Art. 3º Qualquer cidadão pode pretender investidura em cargo eletivo, respeitadas as condições constitucionais e legais de elegibilidade e incompatibilidade.
  • CF/1988, art. 14, §§ 3º e 8º: condições de elegibilidade.
  • CF/1988, art. 14, §§ 4º, 6º e 7º, e LC nº 64/1990, art. 1º, com as alterações dadas pela LC nº 135/2010: causas de inelegibilidade.

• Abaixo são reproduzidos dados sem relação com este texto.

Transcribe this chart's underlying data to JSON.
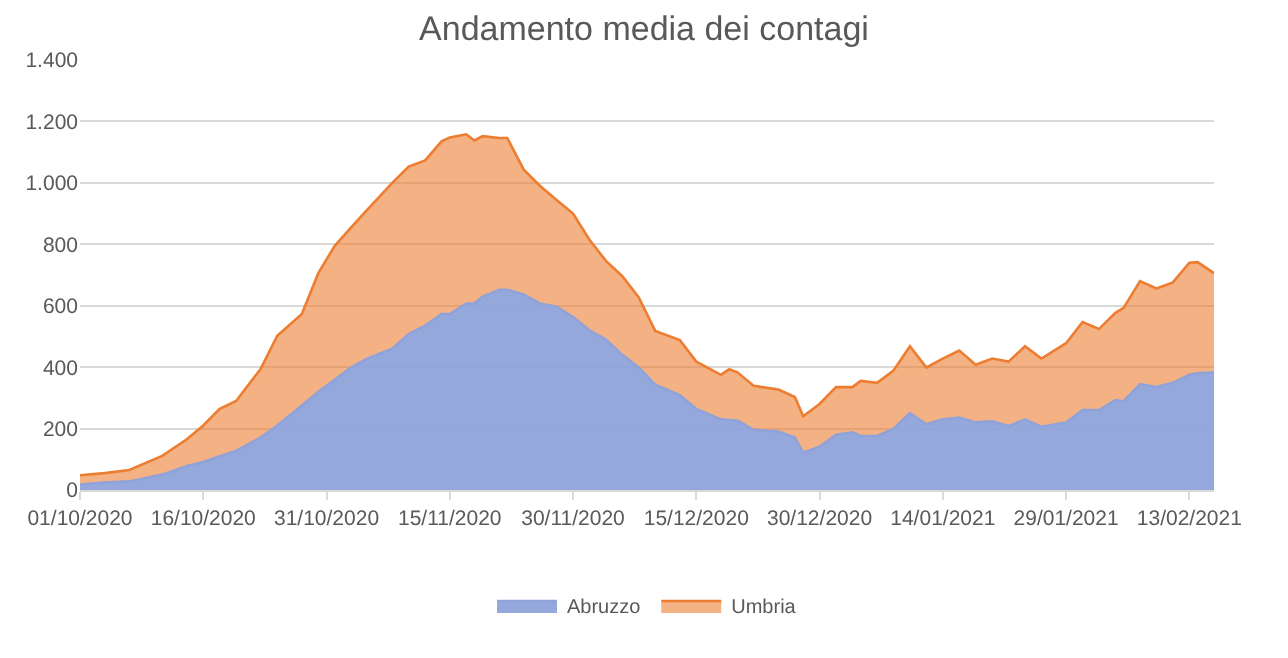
{
  "chart_data": {
    "type": "area",
    "stacked": true,
    "title": "Andamento media dei contagi",
    "x": [
      "2020-10-01",
      "2020-10-04",
      "2020-10-07",
      "2020-10-11",
      "2020-10-14",
      "2020-10-16",
      "2020-10-18",
      "2020-10-20",
      "2020-10-23",
      "2020-10-25",
      "2020-10-28",
      "2020-10-30",
      "2020-11-01",
      "2020-11-03",
      "2020-11-05",
      "2020-11-08",
      "2020-11-10",
      "2020-11-12",
      "2020-11-14",
      "2020-11-15",
      "2020-11-17",
      "2020-11-18",
      "2020-11-19",
      "2020-11-21",
      "2020-11-22",
      "2020-11-24",
      "2020-11-26",
      "2020-11-28",
      "2020-11-30",
      "2020-12-02",
      "2020-12-04",
      "2020-12-06",
      "2020-12-08",
      "2020-12-10",
      "2020-12-13",
      "2020-12-15",
      "2020-12-18",
      "2020-12-19",
      "2020-12-20",
      "2020-12-22",
      "2020-12-25",
      "2020-12-27",
      "2020-12-28",
      "2020-12-30",
      "2021-01-01",
      "2021-01-03",
      "2021-01-04",
      "2021-01-06",
      "2021-01-08",
      "2021-01-10",
      "2021-01-12",
      "2021-01-14",
      "2021-01-16",
      "2021-01-18",
      "2021-01-20",
      "2021-01-22",
      "2021-01-24",
      "2021-01-26",
      "2021-01-29",
      "2021-01-31",
      "2021-02-02",
      "2021-02-04",
      "2021-02-05",
      "2021-02-07",
      "2021-02-09",
      "2021-02-11",
      "2021-02-13",
      "2021-02-14",
      "2021-02-16"
    ],
    "series": [
      {
        "name": "Abruzzo",
        "color": "#8fa3da",
        "values": [
          18,
          24,
          28,
          50,
          78,
          91,
          110,
          127,
          171,
          210,
          275,
          320,
          359,
          399,
          428,
          460,
          508,
          535,
          573,
          573,
          607,
          607,
          630,
          652,
          652,
          637,
          607,
          597,
          563,
          520,
          490,
          440,
          399,
          343,
          309,
          264,
          230,
          228,
          226,
          196,
          190,
          171,
          121,
          141,
          180,
          188,
          176,
          176,
          200,
          250,
          214,
          230,
          236,
          220,
          224,
          208,
          230,
          206,
          220,
          260,
          260,
          293,
          289,
          345,
          335,
          349,
          375,
          380,
          383
        ]
      },
      {
        "name": "Umbria",
        "color": "#ed7d31",
        "values": [
          30,
          31,
          37,
          61,
          87,
          119,
          154,
          163,
          224,
          292,
          298,
          386,
          436,
          456,
          486,
          540,
          545,
          538,
          562,
          575,
          551,
          531,
          522,
          494,
          494,
          406,
          383,
          347,
          337,
          295,
          256,
          256,
          228,
          175,
          179,
          154,
          145,
          165,
          157,
          143,
          137,
          132,
          119,
          139,
          155,
          147,
          179,
          173,
          189,
          218,
          185,
          198,
          218,
          188,
          204,
          210,
          238,
          222,
          258,
          287,
          264,
          284,
          304,
          335,
          321,
          327,
          365,
          362,
          323
        ]
      }
    ],
    "xlim": [
      "2020-10-01",
      "2021-02-16"
    ],
    "xticks": [
      {
        "value": "2020-10-01",
        "label": "01/10/2020"
      },
      {
        "value": "2020-10-16",
        "label": "16/10/2020"
      },
      {
        "value": "2020-10-31",
        "label": "31/10/2020"
      },
      {
        "value": "2020-11-15",
        "label": "15/11/2020"
      },
      {
        "value": "2020-11-30",
        "label": "30/11/2020"
      },
      {
        "value": "2020-12-15",
        "label": "15/12/2020"
      },
      {
        "value": "2020-12-30",
        "label": "30/12/2020"
      },
      {
        "value": "2021-01-14",
        "label": "14/01/2021"
      },
      {
        "value": "2021-01-29",
        "label": "29/01/2021"
      },
      {
        "value": "2021-02-13",
        "label": "13/02/2021"
      }
    ],
    "ylim": [
      0,
      1400
    ],
    "yticks": [
      0,
      {
        "value": 200,
        "label": "200"
      },
      {
        "value": 400,
        "label": "400"
      },
      {
        "value": 600,
        "label": "600"
      },
      {
        "value": 800,
        "label": "800"
      },
      {
        "value": 1000,
        "label": "1.000"
      },
      {
        "value": 1200,
        "label": "1.200"
      },
      {
        "value": 1400,
        "label": "1.400"
      }
    ],
    "grid": "y",
    "legend": "bottom"
  }
}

Art. 4º São eleitores os brasileiros maiores de 18 anos que se alistarem na forma da lei.
  • CF/1988, art. 14, § 1º, II, c: admissão do alistamento facultativo aos maiores de 16e menores de 18 anos; art. 14, § 1º, I e II: obrigatoriedade/facultatividade do alistamento e voto.
Art. 5º Não podem alistar-se eleitores:
  • CF/1988, art. 14, § 2º: alistamento vedado aos estrangeiros e aos conscritos.
I – os analfabetos;
  • CF/1988, art. 14, § 1º, II, a: alistamento e voto facultativos aos analfabetos. Ac.-TSE nº 23291/2004: este dispositivo não foi recepcionado pela CF/1988.
II – os que não saibam exprimir-se na língua nacional;
  • V. Res.-TSE nº 23274/2010: este dispositivo não foi recepcionado pela CF/1988.
III – os que estejam privados, temporária ou definitivamente, dos direitos políticos.
  • CF/1988, art. 15: casos de perda ou de suspensão de direitos políticos.
Parágrafo único. Os militares são alistáveis desde que oficiais, aspirantes a oficiais, guardas-marinha, subtenentes ou suboficiais, sargentos ou alunos das escolas militares de ensino superior para formação de oficiais.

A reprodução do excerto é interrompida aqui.